Reservations
 

S613 as new to n=25K

Reservations
 

Reserving the following 2kers to n=100K

R696 R706 R774 R784 R785
S684 S695 S707 S724 S737

Sierp 894
 

Sierp Base 894
Conjectured k = 359
Covering Set = 5, 179
Trivial Factors k == 18 mod 19(19) k = = 46 mod 47(47)

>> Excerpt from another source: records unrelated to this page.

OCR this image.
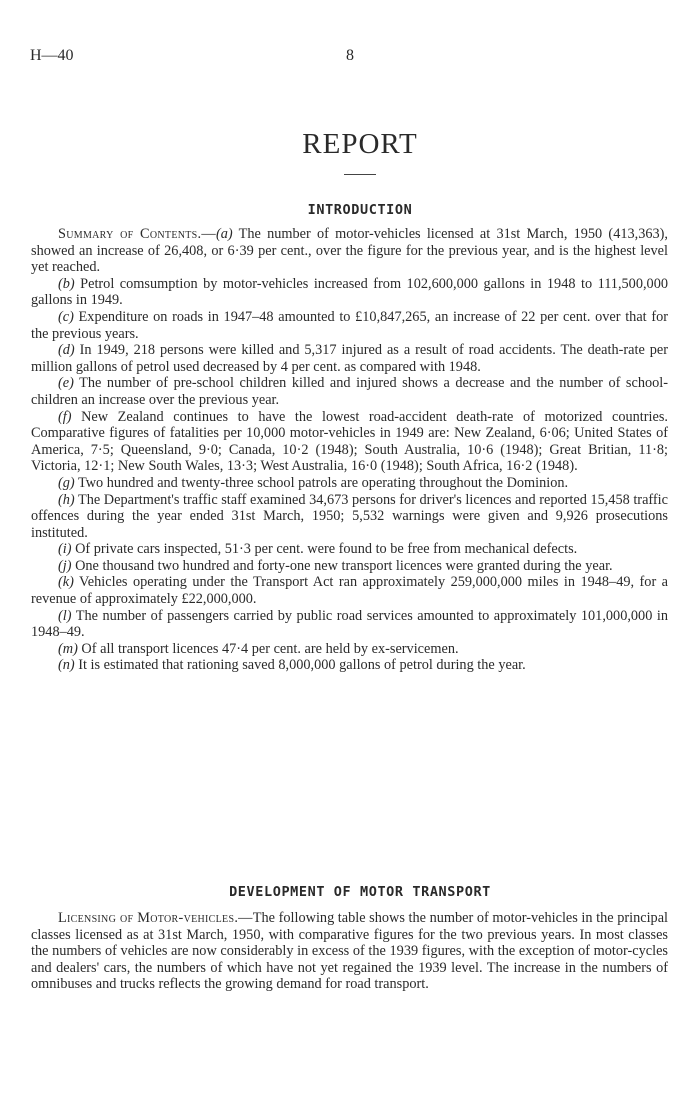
H—40	8
REPORT
INTRODUCTION

Summary of Contents.—(a) The number of motor-vehicles licensed at 31st March, 1950 (413,363), showed an increase of 26,408, or 6·39 per cent., over the figure for the previous year, and is the highest level yet reached.

(b) Petrol comsumption by motor-vehicles increased from 102,600,000 gallons in 1948 to 111,500,000 gallons in 1949.

(c) Expenditure on roads in 1947–48 amounted to £10,847,265, an increase of 22 per cent. over that for the previous years.

(d) In 1949, 218 persons were killed and 5,317 injured as a result of road accidents. The death-rate per million gallons of petrol used decreased by 4 per cent. as compared with 1948.

(e) The number of pre-school children killed and injured shows a decrease and the number of school-children an increase over the previous year.

(f) New Zealand continues to have the lowest road-accident death-rate of motorized countries. Comparative figures of fatalities per 10,000 motor-vehicles in 1949 are: New Zealand, 6·06; United States of America, 7·5; Queensland, 9·0; Canada, 10·2 (1948); South Australia, 10·6 (1948); Great Britian, 11·8; Victoria, 12·1; New South Wales, 13·3; West Australia, 16·0 (1948); South Africa, 16·2 (1948).

(g) Two hundred and twenty-three school patrols are operating throughout the Dominion.

(h) The Department's traffic staff examined 34,673 persons for driver's licences and reported 15,458 traffic offences during the year ended 31st March, 1950; 5,532 warnings were given and 9,926 prosecutions instituted.

(i) Of private cars inspected, 51·3 per cent. were found to be free from mechanical defects.

(j) One thousand two hundred and forty-one new transport licences were granted during the year.

(k) Vehicles operating under the Transport Act ran approximately 259,000,000 miles in 1948–49, for a revenue of approximately £22,000,000.

(l) The number of passengers carried by public road services amounted to approximately 101,000,000 in 1948–49.

(m) Of all transport licences 47·4 per cent. are held by ex-servicemen.

(n) It is estimated that rationing saved 8,000,000 gallons of petrol during the year.

DEVELOPMENT OF MOTOR TRANSPORT

Licensing of Motor-vehicles.—The following table shows the number of motor-vehicles in the principal classes licensed as at 31st March, 1950, with comparative figures for the two previous years. In most classes the numbers of vehicles are now considerably in excess of the 1939 figures, with the exception of motor-cycles and dealers' cars, the numbers of which have not yet regained the 1939 level. The increase in the numbers of omnibuses and trucks reflects the growing demand for road transport.
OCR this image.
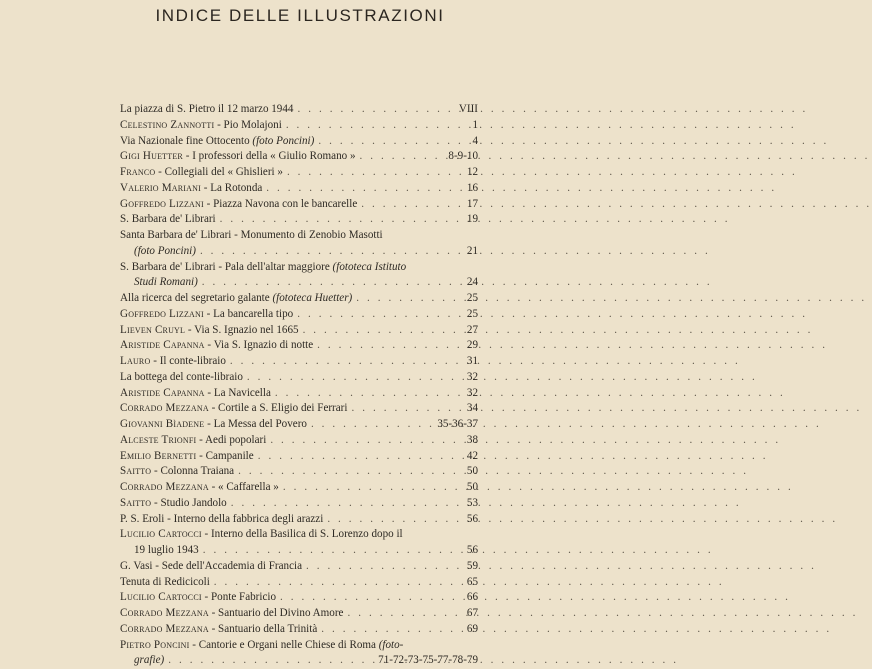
INDICE DELLE ILLUSTRAZIONI
La piazza di S. Pietro il 12 marzo 1944 . . .	VIII
Celestino Zannotti - Pio Molajoni . . .	1
Via Nazionale fine Ottocento (foto Poncini) . . .	4
Gigi Huetter - I professori della « Giulio Romano » . . .	8-9-10
Franco - Collegiali del « Ghislieri » . . .	12
Valerio Mariani - La Rotonda . . .	16
Goffredo Lizzani - Piazza Navona con le bancarelle . . .	17
S. Barbara de' Librari . . .	19
Santa Barbara de' Librari - Monumento di Zenobio Masotti
(foto Poncini) . . .	21
S. Barbara de' Librari - Pala dell'altar maggiore (fototeca Istituto
Studi Romani) . . .	24
Alla ricerca del segretario galante (fototeca Huetter) . . .	25
Goffredo Lizzani - La bancarella tipo . . .	25
Lieven Cruyl - Via S. Ignazio nel 1665 . . .	27
Aristide Capanna - Via S. Ignazio di notte . . .	29
Lauro - Il conte-libraio . . .	31
La bottega del conte-libraio . . .	32
Aristide Capanna - La Navicella . . .	32
Corrado Mezzana - Cortile a S. Eligio dei Ferrari . . .	34
Giovanni Bìadene - La Messa del Povero . . .	35-36-37
Alceste Trionfi - Aedi popolari . . .	38
Emilio Bernetti - Campanile . . .	42
Saitto - Colonna Traiana . . .	50
Corrado Mezzana - « Caffarella » . . .	50
Saitto - Studio Jandolo . . .	53
P. S. Eroli - Interno della fabbrica degli arazzi . . .	56
Lucilio Cartocci - Interno della Basilica di S. Lorenzo dopo il
19 luglio 1943 . . .	56
G. Vasi - Sede dell'Accademia di Francia . . .	59
Tenuta di Redicicoli . . .	65
Lucilio Cartocci - Ponte Fabricio . . .	66
Corrado Mezzana - Santuario del Divino Amore . . .	67
Corrado Mezzana - Santuario della Trinità . . .	69
Pietro Poncini - Cantorie e Organi nelle Chiese di Roma (foto-
grafie) . . .	71-72-73-75-77-78-79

Found Primes: 319k's - File emailed

Remaining: 13k's - Tested to n=25K - File emailed

Trivial Factor Eliminations: 25k's

Base Released

Reservations
 

Reserving S1003 and S1017 as new to n=25K

Sierp 620
 

Sierp 620, a 2ker, tested n=25K-100K. Nothing found

Base released - Results emailed

Sierp 638
 

S638 tested from n=25K-100K

52*638^31966+1 is prime

32*638^n+1 is now a 1ker - weight=636

Results emailed - Base released

Riesel 617
 

R617 tested n=25K-100K

14*617^25724-1 is prime

44*617^34964-1 is prime

Conjecture proven - Results emailed

ck=104

R635
 

R635 tested n=25K-100K

38*635^35438-1 is prime

6*635^36162-1 is prime

Conjecture proven - Results emailed

R680
 

R680 tested n=25K-100K

59*680^27590-1 is prime

116*680^58870-1 is prime

Conjecture proven - Results emailed

Three 2k at n=25K proofs in a row. Most impressive! :smile:

Taking S972, S848, S938, and S628. That takes care of conjectures with k < 1000 on the Sierpinski side.